# Searching for Hunting Rifles



## ronaldburr (Jan 13, 2016)

Hi,
I am planning to buy hunting rifles for my next hunt. I got a website *http://besthuntingrifle.org/*. If anyone has any idea about this website, please share your opinion.
Thank you


----------



## Bisley (Aug 24, 2008)

In my opinion, this website exists to sell rifles to inexperienced hunters. The reviews on the rifles consist of gushing praise and uninformed opinions, without any attempt to actually describe the equipment in a way that would tell a person what makes it better than any other rifle. Almost every sentence would raise the eyebrows of any experienced rifleman and most hunters. Use this site for familiarization, then move on to other sources that have actually done objective testing and know what riflemen are looking for in a new product.


----------



## Freethought (Jan 10, 2016)

ronaldburr said:


> Hi,
> I am planning to buy hunting rifles for my next hunt. I got a website *Best Hunting Rifle | The #1 Source Best Hunting Rifle Site*. If anyone has any idea about this website, please share your opinion.
> Thank you


 WHat sort of game and terrain? What are folks hunting the same locales using? Makes no sense to utilise a brush type caliber ( example .30-30) in terrain where the majority of game is 200 plus yards out.

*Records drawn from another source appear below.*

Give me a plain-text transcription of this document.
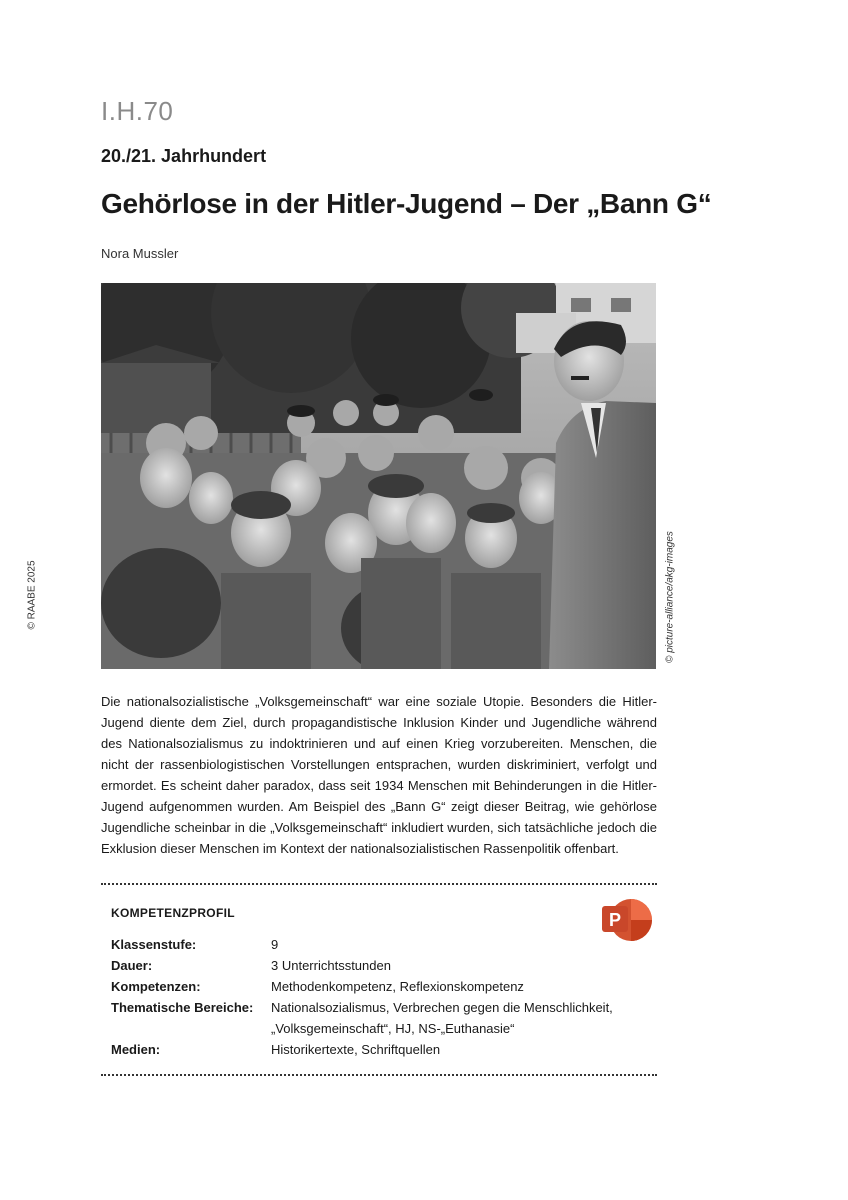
© RAABE 2025
I.H.70
20./21. Jahrhundert
Gehörlose in der Hitler-Jugend – Der „Bann G“
Nora Mussler
© picture-alliance/akg-images

Die nationalsozialistische „Volksgemeinschaft“ war eine soziale Utopie. Besonders die Hitler-Jugend diente dem Ziel, durch propagandistische Inklusion Kinder und Jugendliche während des Nationalsozialismus zu indoktrinieren und auf einen Krieg vorzubereiten. Menschen, die nicht der rassenbiologistischen Vorstellungen entsprachen, wurden diskriminiert, verfolgt und ermordet. Es scheint daher paradox, dass seit 1934 Menschen mit Behinderungen in die Hitler-Jugend aufgenommen wurden. Am Beispiel des „Bann G“ zeigt dieser Beitrag, wie gehörlose Jugendliche scheinbar in die „Volksgemeinschaft“ inkludiert wurden, sich tatsächliche jedoch die Exklusion dieser Menschen im Kontext der nationalsozialistischen Rassenpolitik offenbart.

KOMPETENZPROFIL	P
Klassenstufe:	9
Dauer:	3 Unterrichtsstunden
Kompetenzen:	Methodenkompetenz, Reflexionskompetenz
Thematische Bereiche:	Nationalsozialismus, Verbrechen gegen die Menschlichkeit, „Volksgemeinschaft“, HJ, NS-„Euthanasie“
Medien:	Historikertexte, Schriftquellen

Firearms are very much a " horses for courses" type of proposition. And don't *cheap out* on your initial purchase of rifle and glass , as regards the latter , budget as much for glass as you do the rifle , good glass makes the rifle not vice versa.

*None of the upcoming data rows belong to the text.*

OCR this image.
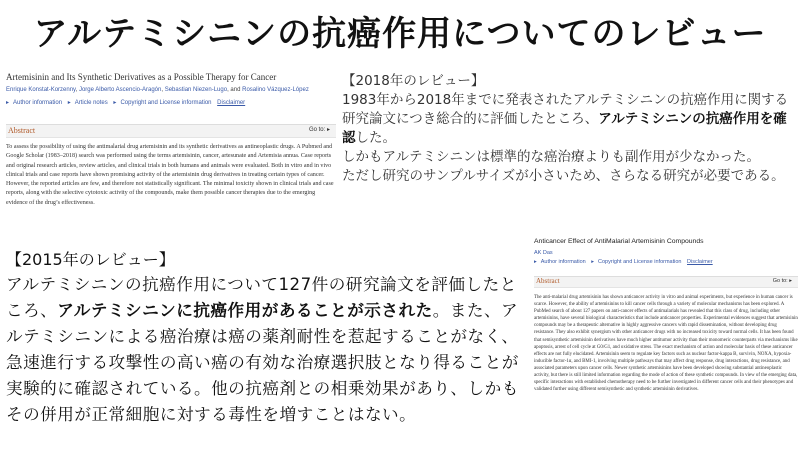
アルテミシニンの抗癌作用についてのレビュー
Artemisinin and Its Synthetic Derivatives as a Possible Therapy for Cancer
Enrique Konstat-Korzenny, Jorge Alberto Ascencio-Aragón, Sebastian Niezen-Lugo, and Rosalino Vázquez-López
▸ Author information ▸ Article notes ▸ Copyright and License information Disclaimer
Abstract	Go to: ▸

To assess the possibility of using the antimalarial drug artemisinin and its synthetic derivatives as antineoplastic drugs. A Pubmed and Google Scholar (1983–2018) search was performed using the terms artemisinin, cancer, artesunate and Artemisia annua. Case reports and original research articles, review articles, and clinical trials in both humans and animals were evaluated. Both in vitro and in vivo clinical trials and case reports have shown promising activity of the artemisinin drug derivatives in treating certain types of cancer. However, the reported articles are few, and therefore not statistically significant. The minimal toxicity shown in clinical trials and case reports, along with the selective cytotoxic activity of the compounds, make them possible cancer therapies due to the emerging evidence of the drug’s effectiveness.

【2018年のレビュー】

1983年から2018年までに発表されたアルテミシニンの抗癌作用に関する研究論文につき総合的に評価したところ、アルテミシニンの抗癌作用を確認した。

しかもアルテミシニンは標準的な癌治療よりも副作用が少なかった。

ただし研究のサンプルサイズが小さいため、さらなる研究が必要である。

Anticancer Effect of AntiMalarial Artemisinin Compounds
AK Das
▸ Author information ▸ Copyright and License information Disclaimer
Abstract	Go to: ▸

The anti-malarial drug artemisinin has shown anticancer activity in vitro and animal experiments, but experience in human cancer is scarce. However, the ability of artemisinins to kill cancer cells through a variety of molecular mechanisms has been explored. A PubMed search of about 127 papers on anti-cancer effects of antimalarials has revealed that this class of drug, including other artemisinins, have several biological characteristics that include anticancer properties. Experimental evidences suggest that artemisinin compounds may be a therapeutic alternative in highly aggressive cancers with rapid dissemination, without developing drug resistance. They also exhibit synergism with other anticancer drugs with no increased toxicity toward normal cells. It has been found that semisynthetic artemisinin derivatives have much higher antitumor activity than their monomeric counterparts via mechanisms like apoptosis, arrest of cell cycle at G0/G1, and oxidative stress. The exact mechanism of action and molecular basis of these anticancer effects are not fully elucidated. Artemisinin seem to regulate key factors such as nuclear factor-kappa B, survivin, NOXA, hypoxia-inducible factor-1α, and BMI-1, involving multiple pathways that may affect drug response, drug interactions, drug resistance, and associated parameters upon cancer cells. Newer synthetic artemisinins have been developed showing substantial antineoplastic activity, but there is still limited information regarding the mode of action of these synthetic compounds. In view of the emerging data, specific interactions with established chemotherapy need to be further investigated in different cancer cells and their phenotypes and validated further using different semisynthetic and synthetic artemisinin derivatives.

【2015年のレビュー】

アルテミシニンの抗癌作用について127件の研究論文を評価したところ、アルテミシニンに抗癌作用があることが示された。また、アルテミシニンによる癌治療は癌の薬剤耐性を惹起することがなく、急速進行する攻撃性の高い癌の有効な治療選択肢となり得ることが実験的に確認されている。他の抗癌剤との相乗効果があり、しかもその併用が正常細胞に対する毒性を増すことはない。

If hunting where glass is not required it is often advantageous to look to a good set of sights.


----------



## CW (Mar 20, 2015)

What do you want to hunt ... varmint - big game - blended?

Typical range - 100 yards, 300, yards, 1000 yards?

Cost factor? good gun, great gun, tricked out-custom barreled-euro style-engraved.........

See, no simple answer and even we can play favorites.


Psst: Rem 788 in .243, 3x9 Nikon, Timney trigger, Boyds thumbhole, bipod. Everything from chucks to whitetail, even a PA black bear. 
But a 3 shot bolt-action is not good for close hunting wild pig let alone a .243 for much west of the Mississippi.


----------